Simplex-to-Euclidean Bijections for Categorical Flow Matching
Bernardo Williams, Victor M. Yeom-Song, Marcelo Hartmann, Arto Klami
TL;DR
This work tackles learning and sampling from distributions on the unit simplex $\mathring{\Delta}^D$ by introducing Simplex-to-Euclidean Flow Matching, which maps the simplex interior to $\mathbb{R}^D$ using geometry-driven bijections from Aitchison geometry. It presents two concrete bijections, the isometric ILR transform and the centered SB transform, to enable Euclidean training of generative models while preserving the ability to recover discrete categories via an efficient Dirichlet interpolation for boundary data. Discrete observations are lifted into the interior through a Dirichlet interpolation, ensuring exact category recovery via $\arg\max$ after inversion, with a practical estimator for categorical probabilities. Empirically, FM-$\mathring{\Delta}$ achieves competitive or superior results across compositional data, binarized MNIST, DNA sequence generation, and Text8, while maintaining scalability; the method provides a principled, geometry-aware bridge between continuous Euclidean generation and discrete simplex data.
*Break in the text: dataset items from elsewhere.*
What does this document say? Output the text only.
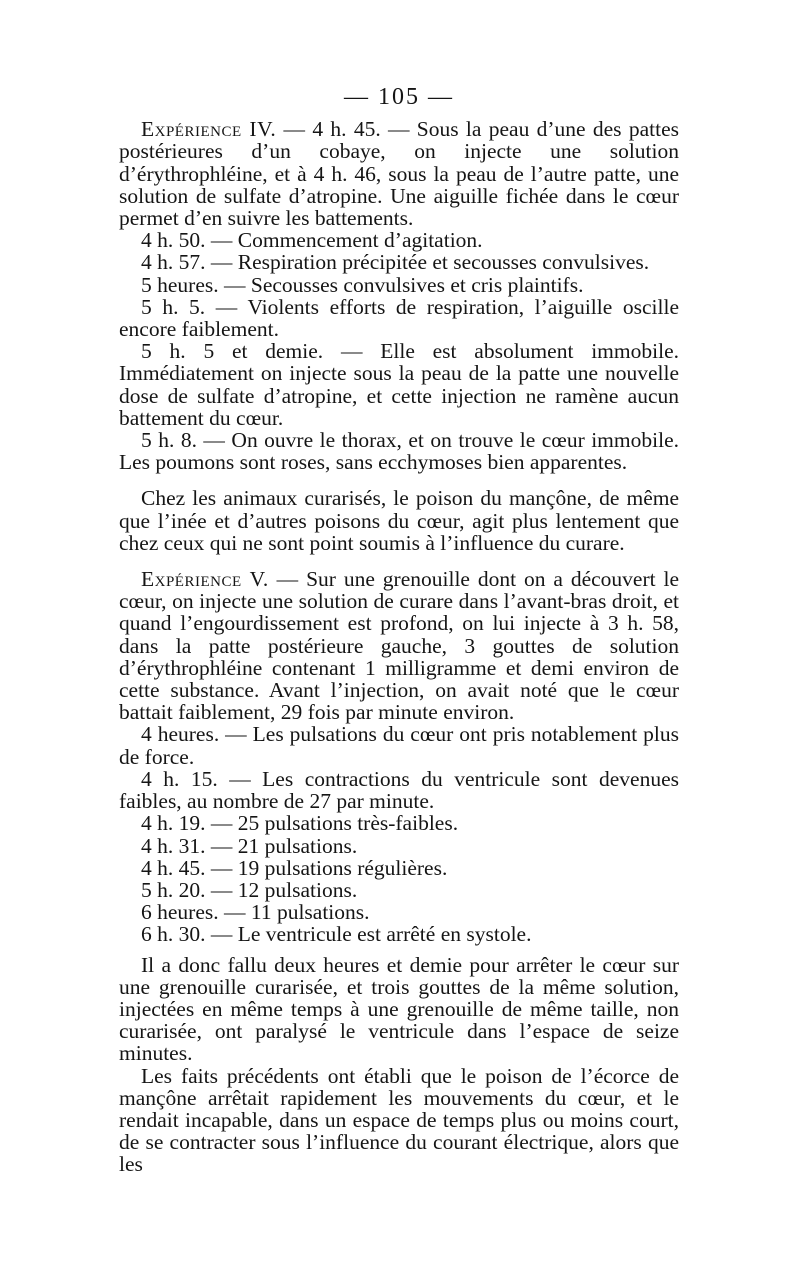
— 105 —

Expérience IV. — 4 h. 45. — Sous la peau d’une des pattes postérieures d’un cobaye, on injecte une solution d’érythrophléine, et à 4 h. 46, sous la peau de l’autre patte, une solution de sulfate d’atropine. Une aiguille fichée dans le cœur permet d’en suivre les battements.

4 h. 50. — Commencement d’agitation.

4 h. 57. — Respiration précipitée et secousses convulsives.

5 heures. — Secousses convulsives et cris plaintifs.

5 h. 5. — Violents efforts de respiration, l’aiguille oscille encore faiblement.

5 h. 5 et demie. — Elle est absolument immobile. Immédiatement on injecte sous la peau de la patte une nouvelle dose de sulfate d’atropine, et cette injection ne ramène aucun battement du cœur.

5 h. 8. — On ouvre le thorax, et on trouve le cœur immobile. Les poumons sont roses, sans ecchymoses bien apparentes.

Chez les animaux curarisés, le poison du mançône, de même que l’inée et d’autres poisons du cœur, agit plus lentement que chez ceux qui ne sont point soumis à l’influence du curare.

Expérience V. — Sur une grenouille dont on a découvert le cœur, on injecte une solution de curare dans l’avant-bras droit, et quand l’engourdissement est profond, on lui injecte à 3 h. 58, dans la patte postérieure gauche, 3 gouttes de solution d’érythrophléine contenant 1 milligramme et demi environ de cette substance. Avant l’injection, on avait noté que le cœur battait faiblement, 29 fois par minute environ.

4 heures. — Les pulsations du cœur ont pris notablement plus de force.

4 h. 15. — Les contractions du ventricule sont devenues faibles, au nombre de 27 par minute.

4 h. 19. — 25 pulsations très-faibles.

4 h. 31. — 21 pulsations.

4 h. 45. — 19 pulsations régulières.

5 h. 20. — 12 pulsations.

6 heures. — 11 pulsations.

6 h. 30. — Le ventricule est arrêté en systole.

Il a donc fallu deux heures et demie pour arrêter le cœur sur une grenouille curarisée, et trois gouttes de la même solution, injectées en même temps à une grenouille de même taille, non curarisée, ont paralysé le ventricule dans l’espace de seize minutes.

Les faits précédents ont établi que le poison de l’écorce de mançône arrêtait rapidement les mouvements du cœur, et le rendait incapable, dans un espace de temps plus ou moins court, de se contracter sous l’influence du courant électrique, alors que les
The approach is flexible and could be extended to other Euclidean generative models beyond Flow Matching, maintaining exact discrete recovery thanks to the interpolation scheme.
Abstract
We propose a method for learning and sampling from probability distributions supported on the simplex. Our approach maps the open simplex to Euclidean space via smooth bijections, leveraging the Aitchison geometry to define the mappings, and supports modeling categorical data by a Dirichlet interpolation that dequantizes discrete observations into continuous ones. This enables density modeling in Euclidean space through the bijection while still allowing exact recovery of the original discrete distribution. Compared to previous methods that operate on the simplex using Riemannian geometry or custom noise processes, our approach works in Euclidean space while respecting the Aitchison geometry, and achieves competitive performance on both synthetic and real-world data sets.